Liu Shijin also pointed out that the current basic situation in China is that the middle-income group accounts for about one-third, around 400 million people; below this, there are more than 900 million low-income groups, accounting for two-thirds. The Gini coefficient has remained above 0.4 for many years, and some studies believe it is at a level of 0.45 or higher. The current demand shortage is directly related to this demand structure.
Liu Shijin analyzed that, based on international experience, economies with moderate growth over a long period generally have a low Gini coefficient (below 0.4). A larger middle-income group can release a larger scale and longer-term demand, supporting moderate growth over a long period. On the contrary, if the income gap is large and the middle-income group is small, when the demand potential of this group is largely released, it is easy to experience a significant deceleration in growth, leading to a situation of low speed or even stagnation and regression.
Liu Shijin pointed out that after World War II, dozens of economies began industrialization, but very few economies entered the high-income stage from the middle-income stage, with only Japan and South Korea among the large economies.

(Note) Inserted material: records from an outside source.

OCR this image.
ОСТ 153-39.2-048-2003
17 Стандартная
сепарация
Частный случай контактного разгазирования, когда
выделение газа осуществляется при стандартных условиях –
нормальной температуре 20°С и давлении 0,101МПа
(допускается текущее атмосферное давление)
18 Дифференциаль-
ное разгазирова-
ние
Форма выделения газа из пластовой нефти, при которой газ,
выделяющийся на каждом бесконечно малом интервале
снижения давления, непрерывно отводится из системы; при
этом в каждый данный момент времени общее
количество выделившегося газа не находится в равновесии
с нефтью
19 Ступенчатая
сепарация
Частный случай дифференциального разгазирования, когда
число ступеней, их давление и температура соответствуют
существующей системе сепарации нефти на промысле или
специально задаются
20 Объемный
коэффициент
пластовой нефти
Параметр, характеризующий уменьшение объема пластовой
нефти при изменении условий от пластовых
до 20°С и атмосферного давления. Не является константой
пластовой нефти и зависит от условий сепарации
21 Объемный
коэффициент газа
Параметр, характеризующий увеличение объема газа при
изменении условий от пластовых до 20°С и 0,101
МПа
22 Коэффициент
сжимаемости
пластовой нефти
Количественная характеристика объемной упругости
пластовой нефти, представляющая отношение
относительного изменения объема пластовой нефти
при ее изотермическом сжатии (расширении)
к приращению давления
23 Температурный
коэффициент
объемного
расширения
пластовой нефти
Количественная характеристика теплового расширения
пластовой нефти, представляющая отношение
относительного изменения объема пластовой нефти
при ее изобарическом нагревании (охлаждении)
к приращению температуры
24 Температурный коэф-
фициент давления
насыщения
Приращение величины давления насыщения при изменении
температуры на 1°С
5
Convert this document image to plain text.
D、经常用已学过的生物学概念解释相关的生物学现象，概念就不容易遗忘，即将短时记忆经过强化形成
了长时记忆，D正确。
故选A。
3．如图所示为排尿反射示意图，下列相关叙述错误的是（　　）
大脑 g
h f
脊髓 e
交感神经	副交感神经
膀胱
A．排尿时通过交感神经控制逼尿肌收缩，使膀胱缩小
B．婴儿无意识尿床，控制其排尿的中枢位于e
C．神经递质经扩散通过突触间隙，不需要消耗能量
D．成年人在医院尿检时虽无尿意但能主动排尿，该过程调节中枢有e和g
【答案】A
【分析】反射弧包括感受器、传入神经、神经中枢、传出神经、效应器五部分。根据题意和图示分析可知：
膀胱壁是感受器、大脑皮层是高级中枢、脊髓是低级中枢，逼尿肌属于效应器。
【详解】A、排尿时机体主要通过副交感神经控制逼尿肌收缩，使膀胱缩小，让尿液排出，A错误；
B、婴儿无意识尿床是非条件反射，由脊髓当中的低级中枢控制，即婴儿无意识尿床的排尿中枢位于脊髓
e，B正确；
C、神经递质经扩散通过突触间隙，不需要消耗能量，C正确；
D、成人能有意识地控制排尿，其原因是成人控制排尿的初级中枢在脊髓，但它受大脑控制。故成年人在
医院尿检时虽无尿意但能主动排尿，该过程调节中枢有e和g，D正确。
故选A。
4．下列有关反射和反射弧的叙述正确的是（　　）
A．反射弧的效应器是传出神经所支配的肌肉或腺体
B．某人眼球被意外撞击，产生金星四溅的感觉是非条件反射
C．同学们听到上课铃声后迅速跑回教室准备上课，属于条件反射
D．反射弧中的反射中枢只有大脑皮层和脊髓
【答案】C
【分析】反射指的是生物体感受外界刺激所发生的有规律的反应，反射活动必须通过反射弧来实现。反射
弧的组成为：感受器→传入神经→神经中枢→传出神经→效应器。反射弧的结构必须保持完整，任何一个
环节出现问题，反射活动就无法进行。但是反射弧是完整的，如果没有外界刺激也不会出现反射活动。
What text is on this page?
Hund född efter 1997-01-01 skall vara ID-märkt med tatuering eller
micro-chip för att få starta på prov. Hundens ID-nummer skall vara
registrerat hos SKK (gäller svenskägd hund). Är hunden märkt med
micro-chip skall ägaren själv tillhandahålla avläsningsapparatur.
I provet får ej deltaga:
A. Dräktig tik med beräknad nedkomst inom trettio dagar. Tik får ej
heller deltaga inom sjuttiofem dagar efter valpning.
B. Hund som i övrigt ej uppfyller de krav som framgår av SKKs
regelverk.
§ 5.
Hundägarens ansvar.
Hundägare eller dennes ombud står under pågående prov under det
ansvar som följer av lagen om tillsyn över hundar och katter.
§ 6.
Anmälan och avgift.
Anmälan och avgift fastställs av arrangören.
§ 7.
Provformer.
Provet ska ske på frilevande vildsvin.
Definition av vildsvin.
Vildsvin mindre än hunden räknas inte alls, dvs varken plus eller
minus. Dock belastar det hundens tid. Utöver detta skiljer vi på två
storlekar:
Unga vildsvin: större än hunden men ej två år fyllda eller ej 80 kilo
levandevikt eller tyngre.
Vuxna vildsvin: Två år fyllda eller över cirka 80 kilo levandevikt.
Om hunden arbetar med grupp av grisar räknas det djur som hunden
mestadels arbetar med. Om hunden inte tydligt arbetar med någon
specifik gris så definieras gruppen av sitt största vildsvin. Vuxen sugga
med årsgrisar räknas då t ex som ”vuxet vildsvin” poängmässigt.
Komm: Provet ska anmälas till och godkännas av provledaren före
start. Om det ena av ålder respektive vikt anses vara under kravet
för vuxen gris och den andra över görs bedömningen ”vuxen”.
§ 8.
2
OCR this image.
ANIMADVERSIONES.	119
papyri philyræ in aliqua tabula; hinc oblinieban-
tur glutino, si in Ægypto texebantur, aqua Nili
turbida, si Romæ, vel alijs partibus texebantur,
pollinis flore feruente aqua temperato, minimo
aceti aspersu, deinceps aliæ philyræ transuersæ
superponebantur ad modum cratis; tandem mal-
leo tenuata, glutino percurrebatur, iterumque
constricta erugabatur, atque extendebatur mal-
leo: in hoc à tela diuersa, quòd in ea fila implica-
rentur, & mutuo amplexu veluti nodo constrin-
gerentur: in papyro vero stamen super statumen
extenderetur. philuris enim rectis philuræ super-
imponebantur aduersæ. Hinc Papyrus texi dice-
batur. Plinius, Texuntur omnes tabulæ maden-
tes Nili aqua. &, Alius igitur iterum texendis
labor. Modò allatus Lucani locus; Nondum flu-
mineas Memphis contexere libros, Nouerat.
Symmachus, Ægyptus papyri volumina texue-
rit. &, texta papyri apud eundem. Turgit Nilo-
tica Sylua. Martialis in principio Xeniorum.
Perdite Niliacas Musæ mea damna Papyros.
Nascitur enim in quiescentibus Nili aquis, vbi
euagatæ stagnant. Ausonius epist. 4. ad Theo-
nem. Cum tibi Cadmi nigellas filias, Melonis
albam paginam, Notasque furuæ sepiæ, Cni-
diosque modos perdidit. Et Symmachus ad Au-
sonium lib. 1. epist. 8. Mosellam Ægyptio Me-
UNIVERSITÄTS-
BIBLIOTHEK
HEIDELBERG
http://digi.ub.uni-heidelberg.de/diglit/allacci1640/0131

Around 10,000 U.S. dollars is a special unstable node, and more countries experience fluctuations or regression at this node, falling into the so-called "middle-income trap." It is suggested that taking the implementation of an economic revitalization plan as an opportunity, efforts should be made to increase the middle-income group population from 400 million to 800-900 million in about ten years.
Wang Xiaolu pointed out that improving social security is currently an urgent task. There are about 460 million urban workers in China, of which one-quarter to one-half are not covered by urban social security. According to urban employment statistics, in 2021, the proportion of those not included in the basic pension insurance for urban workers was about 25%, the proportion not included in the basic medical insurance for urban workers was about 24%, and the proportion not included in unemployment insurance was about 51%. On the basis of market allocation of resources, the government should maintain good rule of law and take more responsibility to solve livelihood issues.
Teng Tai also said that if there is a sufficiently large package of measures to expand domestic demand, accompanied by monetary policy, then there should be enough confidence in the stabilization and recovery of China's economy. Decades ago, China had no technology, no talent, and no manufacturing capabilities. The chips and industrial software went from nothing to something, and the current difficulties are just a need to boost demand and smooth the economic cycle.